東京大学農学部卒、同大学院農学系研究科修士課程修了。
算数オリンピック委員会理事。
2018年7月より、日本棋院理事。
1993年、「この国は自立できない大人を量産している」という問題意識から、「メシが食える大人に育てる」という理念のもと、「作文」「読書」「思考力」「野外体験」を主軸にすえた学習塾「花まる学習会」を設立。1995年には、小学校4年生から中学3年生を対象とした進学塾「スクールFC」を設立。チラシなし、口コミだけで、母親たちが場所探しから会員集めまでしてくれる形で広がり、当初20名だった会員数は、23年目で20000人を超す。また、同会が主催する野外体験企画であるサマースクールや雪国スクールは大変好評で、延べ50000人を引率した実績がある。
各地で精力的に行っている、保護者などを対象にした講演会の参加者は年間30000人を超え、毎回キャンセル待ちが出るほど盛況。なかには“追っかけママ”もいるほどの人気ぶり。

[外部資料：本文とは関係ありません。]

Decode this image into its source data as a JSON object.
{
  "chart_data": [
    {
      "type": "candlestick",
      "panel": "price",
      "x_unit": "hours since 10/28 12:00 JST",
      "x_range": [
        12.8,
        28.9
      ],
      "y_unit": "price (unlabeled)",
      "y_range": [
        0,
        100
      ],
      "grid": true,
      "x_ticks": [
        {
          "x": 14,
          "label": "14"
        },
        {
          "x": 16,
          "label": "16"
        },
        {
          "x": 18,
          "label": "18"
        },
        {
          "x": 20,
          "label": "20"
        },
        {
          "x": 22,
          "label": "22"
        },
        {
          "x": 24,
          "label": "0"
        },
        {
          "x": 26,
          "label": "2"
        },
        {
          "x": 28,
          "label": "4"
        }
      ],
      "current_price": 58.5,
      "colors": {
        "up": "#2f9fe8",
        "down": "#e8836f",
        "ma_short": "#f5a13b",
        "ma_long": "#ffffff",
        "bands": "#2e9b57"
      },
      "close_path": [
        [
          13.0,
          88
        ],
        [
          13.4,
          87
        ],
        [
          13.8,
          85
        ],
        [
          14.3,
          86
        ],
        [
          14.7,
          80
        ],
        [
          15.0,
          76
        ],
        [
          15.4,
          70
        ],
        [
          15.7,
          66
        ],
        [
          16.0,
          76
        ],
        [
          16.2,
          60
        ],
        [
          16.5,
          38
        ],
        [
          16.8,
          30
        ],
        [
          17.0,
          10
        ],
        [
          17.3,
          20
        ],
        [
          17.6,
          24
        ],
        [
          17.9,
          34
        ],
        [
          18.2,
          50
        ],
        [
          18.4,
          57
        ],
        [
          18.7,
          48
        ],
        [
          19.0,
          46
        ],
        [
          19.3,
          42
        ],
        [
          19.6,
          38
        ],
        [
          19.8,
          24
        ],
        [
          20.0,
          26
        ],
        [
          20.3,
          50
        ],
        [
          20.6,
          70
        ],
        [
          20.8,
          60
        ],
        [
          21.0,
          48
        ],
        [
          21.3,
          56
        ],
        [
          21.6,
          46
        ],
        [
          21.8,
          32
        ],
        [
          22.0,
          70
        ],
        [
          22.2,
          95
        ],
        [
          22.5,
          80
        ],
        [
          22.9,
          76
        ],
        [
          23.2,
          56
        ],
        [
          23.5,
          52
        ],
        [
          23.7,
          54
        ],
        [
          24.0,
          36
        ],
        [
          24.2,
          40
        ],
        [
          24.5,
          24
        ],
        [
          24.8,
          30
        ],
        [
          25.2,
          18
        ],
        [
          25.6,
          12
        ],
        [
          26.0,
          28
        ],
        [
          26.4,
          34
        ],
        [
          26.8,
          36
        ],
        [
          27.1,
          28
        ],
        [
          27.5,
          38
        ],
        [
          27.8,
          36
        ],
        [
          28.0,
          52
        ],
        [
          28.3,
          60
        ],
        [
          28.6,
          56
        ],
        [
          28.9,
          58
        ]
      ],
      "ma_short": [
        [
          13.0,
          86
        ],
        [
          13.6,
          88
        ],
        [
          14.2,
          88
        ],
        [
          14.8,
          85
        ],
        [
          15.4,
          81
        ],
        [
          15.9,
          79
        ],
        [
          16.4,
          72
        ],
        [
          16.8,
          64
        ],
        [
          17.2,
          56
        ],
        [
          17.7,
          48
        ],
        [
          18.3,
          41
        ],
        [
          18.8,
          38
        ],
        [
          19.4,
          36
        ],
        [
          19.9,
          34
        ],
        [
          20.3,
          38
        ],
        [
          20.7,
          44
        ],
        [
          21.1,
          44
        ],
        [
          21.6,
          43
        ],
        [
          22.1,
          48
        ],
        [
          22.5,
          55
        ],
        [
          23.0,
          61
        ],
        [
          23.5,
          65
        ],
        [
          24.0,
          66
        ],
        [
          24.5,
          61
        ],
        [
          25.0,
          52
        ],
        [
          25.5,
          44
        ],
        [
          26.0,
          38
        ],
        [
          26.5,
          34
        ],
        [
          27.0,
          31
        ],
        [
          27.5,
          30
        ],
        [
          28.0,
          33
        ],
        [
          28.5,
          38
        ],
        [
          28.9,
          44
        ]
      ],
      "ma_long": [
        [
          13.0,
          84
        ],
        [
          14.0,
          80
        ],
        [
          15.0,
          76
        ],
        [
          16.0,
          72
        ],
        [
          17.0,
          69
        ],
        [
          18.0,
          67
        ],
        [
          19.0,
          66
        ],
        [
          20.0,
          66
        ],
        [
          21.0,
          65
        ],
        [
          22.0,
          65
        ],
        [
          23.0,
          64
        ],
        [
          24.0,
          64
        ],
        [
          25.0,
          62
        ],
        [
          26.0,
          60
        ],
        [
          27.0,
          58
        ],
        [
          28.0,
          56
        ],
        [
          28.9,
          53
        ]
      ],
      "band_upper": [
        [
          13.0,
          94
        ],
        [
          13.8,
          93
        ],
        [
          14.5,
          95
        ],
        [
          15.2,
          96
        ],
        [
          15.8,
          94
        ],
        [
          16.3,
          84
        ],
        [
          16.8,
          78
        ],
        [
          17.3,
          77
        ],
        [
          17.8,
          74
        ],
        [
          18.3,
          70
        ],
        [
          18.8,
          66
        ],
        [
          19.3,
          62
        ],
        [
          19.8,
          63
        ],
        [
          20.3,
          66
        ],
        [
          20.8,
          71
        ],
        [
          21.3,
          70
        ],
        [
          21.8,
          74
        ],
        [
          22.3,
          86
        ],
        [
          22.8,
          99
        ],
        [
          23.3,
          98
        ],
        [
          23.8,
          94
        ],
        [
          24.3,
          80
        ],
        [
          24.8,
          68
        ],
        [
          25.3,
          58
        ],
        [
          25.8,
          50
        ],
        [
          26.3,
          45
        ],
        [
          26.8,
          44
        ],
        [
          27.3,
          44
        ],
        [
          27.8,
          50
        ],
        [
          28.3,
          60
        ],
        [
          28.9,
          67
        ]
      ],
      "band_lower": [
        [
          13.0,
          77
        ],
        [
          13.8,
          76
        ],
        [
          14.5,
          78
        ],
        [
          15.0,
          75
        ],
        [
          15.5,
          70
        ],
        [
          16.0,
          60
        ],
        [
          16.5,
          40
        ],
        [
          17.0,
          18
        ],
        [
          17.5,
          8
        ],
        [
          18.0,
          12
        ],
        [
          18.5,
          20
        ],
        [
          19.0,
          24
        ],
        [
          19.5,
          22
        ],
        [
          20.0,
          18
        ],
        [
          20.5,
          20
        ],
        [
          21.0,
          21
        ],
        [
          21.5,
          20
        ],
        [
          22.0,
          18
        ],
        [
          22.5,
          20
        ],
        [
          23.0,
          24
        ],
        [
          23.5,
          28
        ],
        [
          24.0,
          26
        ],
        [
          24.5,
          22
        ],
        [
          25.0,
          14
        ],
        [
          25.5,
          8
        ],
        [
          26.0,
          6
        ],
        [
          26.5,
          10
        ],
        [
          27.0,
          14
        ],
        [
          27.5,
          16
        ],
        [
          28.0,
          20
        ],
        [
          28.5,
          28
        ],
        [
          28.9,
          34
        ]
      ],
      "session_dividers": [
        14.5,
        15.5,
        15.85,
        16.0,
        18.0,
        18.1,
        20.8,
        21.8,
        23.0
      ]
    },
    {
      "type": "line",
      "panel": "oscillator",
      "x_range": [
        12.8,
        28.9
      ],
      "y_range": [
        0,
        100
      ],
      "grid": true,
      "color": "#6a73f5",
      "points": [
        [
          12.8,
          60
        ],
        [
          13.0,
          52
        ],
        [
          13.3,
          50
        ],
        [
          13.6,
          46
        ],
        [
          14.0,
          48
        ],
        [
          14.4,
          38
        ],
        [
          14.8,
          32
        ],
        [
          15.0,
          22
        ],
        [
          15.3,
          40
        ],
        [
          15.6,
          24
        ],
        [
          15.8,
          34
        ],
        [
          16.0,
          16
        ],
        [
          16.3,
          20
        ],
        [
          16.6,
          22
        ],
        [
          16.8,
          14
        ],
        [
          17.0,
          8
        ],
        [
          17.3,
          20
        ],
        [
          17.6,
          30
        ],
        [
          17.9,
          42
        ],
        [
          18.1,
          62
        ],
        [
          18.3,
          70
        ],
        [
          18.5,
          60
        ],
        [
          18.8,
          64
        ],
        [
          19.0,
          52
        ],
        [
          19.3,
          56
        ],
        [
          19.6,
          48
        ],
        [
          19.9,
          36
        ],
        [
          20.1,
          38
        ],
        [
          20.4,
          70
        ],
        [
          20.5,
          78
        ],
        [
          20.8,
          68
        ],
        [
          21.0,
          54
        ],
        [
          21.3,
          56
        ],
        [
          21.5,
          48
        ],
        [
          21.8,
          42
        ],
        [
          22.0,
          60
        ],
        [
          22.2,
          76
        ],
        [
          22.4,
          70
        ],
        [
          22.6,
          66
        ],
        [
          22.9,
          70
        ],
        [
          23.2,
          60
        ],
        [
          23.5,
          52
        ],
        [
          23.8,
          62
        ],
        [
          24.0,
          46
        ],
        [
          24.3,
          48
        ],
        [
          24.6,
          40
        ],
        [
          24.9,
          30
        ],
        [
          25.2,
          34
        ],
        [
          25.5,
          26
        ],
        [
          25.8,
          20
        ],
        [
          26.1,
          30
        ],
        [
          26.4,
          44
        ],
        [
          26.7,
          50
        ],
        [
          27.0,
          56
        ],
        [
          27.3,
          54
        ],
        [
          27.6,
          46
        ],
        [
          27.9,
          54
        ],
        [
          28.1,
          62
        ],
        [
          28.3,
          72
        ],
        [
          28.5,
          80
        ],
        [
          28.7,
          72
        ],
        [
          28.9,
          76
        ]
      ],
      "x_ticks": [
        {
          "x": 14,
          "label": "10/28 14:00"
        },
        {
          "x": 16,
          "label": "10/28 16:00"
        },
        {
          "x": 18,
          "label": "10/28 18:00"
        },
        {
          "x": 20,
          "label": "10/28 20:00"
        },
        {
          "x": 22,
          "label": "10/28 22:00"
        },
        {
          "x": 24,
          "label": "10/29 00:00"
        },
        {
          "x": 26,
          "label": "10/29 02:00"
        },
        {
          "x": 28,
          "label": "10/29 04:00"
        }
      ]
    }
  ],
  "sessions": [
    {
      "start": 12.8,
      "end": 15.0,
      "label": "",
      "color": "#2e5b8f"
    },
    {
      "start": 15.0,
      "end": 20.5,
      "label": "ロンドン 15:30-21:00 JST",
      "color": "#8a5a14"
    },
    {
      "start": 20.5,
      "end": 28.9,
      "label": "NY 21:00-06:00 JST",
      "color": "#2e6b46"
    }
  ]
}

①私たちは子どもに何ができるのか 非認知能力を育み、格差に挑む

教育に携わるなら押さえておきたい1冊です。ジャーナリストの視点で、現代的な課題が取り上げられ、「非認知能力」をどう育てるのか、最新の研究や先進事例がまとめられています。「教育においては、人的環境としての親が最重要ファクターであることを一番のテーマとしているところも必読ポイントです。」


②知ってるつもり 無知の科学

私たちは自分が受けた教育や我が子の情報だけで教育を語りがちです。何かを語ろうとするときに、いかに何もわからないまま議論しているかを知らしめ、思考の方法を認知科学者が教えてくれます。「わかったつもりにならないと前に進めない人間の思考と行動の特性についても触れられています。」


③身体する数学

小林秀雄賞を最年少で受賞した著者は、30代前半の研究者です。「言葉のセンスが良く、数学の楽しさや面白さが伝わってきます。数学を「身体的な営み」として捉え、指で数えるところから始まった計算の道具としての数学が、AI時代の到来によって「何であり得るか」など、哲学的に考察しています。」


④オイラーの贈物 人類の至宝を学ぶ

数学の独習書を手がけるサイエンスライターが数学の醍醐味を素人に向けて解説しています。虚数、指数関数、三角関数といった数学の基礎が高度な「オイラーの公式」へと繋がっていきます。「数学的思考力を伸ばしたいなら、これぐらいは読んでほしい。同じ著者の名著『虚数の情緒』も必読です」。


⑤AI vs 教科書が読めない子どもたち

著者は、東大合格を目指したAI「東ロボくん」の開発者です。最近の学生の読解力のなさは、教育現場の大きな課題であり、数学的思考力の育成以前の問題だと指摘しています。「AIをむやみに恐れるより、もっと足元を見ないといけない。子どもたちは算数の問題を解く前に、文章が読めていないんです」。


⑥修身教授録 現代に贈る人間学の要諦

「国民教育の師父」と謳われた哲学者で教育家の著者が、戦前、大阪府天王寺師範学校(現・大阪教育大学)で、教師を目指す学生に向けて行った「修身」の講義をまとめた1冊です。誇り高き教育家の人生論でもあり、教育界のみならず企業の経営トップで愛読書として挙げる人も多いです。


⑦エミール

現代の教育に通じる問題点を語りつくしている古典です。例えば、買い与えや過保護の悪影響についてです。「子どもをダメにしたければ、欲しがるものをすべて与えよ、といった箴言が満載です。過保護の残酷さも見抜いています。子どもにはケガしない程度の冒険をさせないといけない。」


⑧学校は行かなくてもいい 親子で読みたい「正しい不登校のやり方」

地方創生のニューリーダーである著者が約10年間の不登校を経て高3で起業した自身の体験談と、現在、社会で活躍している不登校経験者の体験談を収録しています。「正しい不登校」なら、社会人として活躍できる道も開けることが提示され、ネガティブに語られやすい不登校問題の捉え方が変わります。


⑨藤原和博の必ず食える1%の人になる方法

リクルートから公立中学の校長へ転身し、複数のキャリアを築く著者が、普通の子が生き抜くための方法を示します。100人に1人のレアな人間になれば食べていけます。100人に1人の技を3つ持てば、100万に1人にも成りうると説きます。「複数の強みを掛け合わせることが重要なんです」。


⑩子どもが生まれても夫を憎まずにすむ方法

子どもの最大の環境である「親」が陥りやすい問題を鋭く考察する1冊です。「子どもの問題にずっと取り組んできましたが、親を変えないと話にならないなというところに行き着いた。理解しあえる夫婦関係を築くために、特に男性は結婚と同時に読んでほしいです」。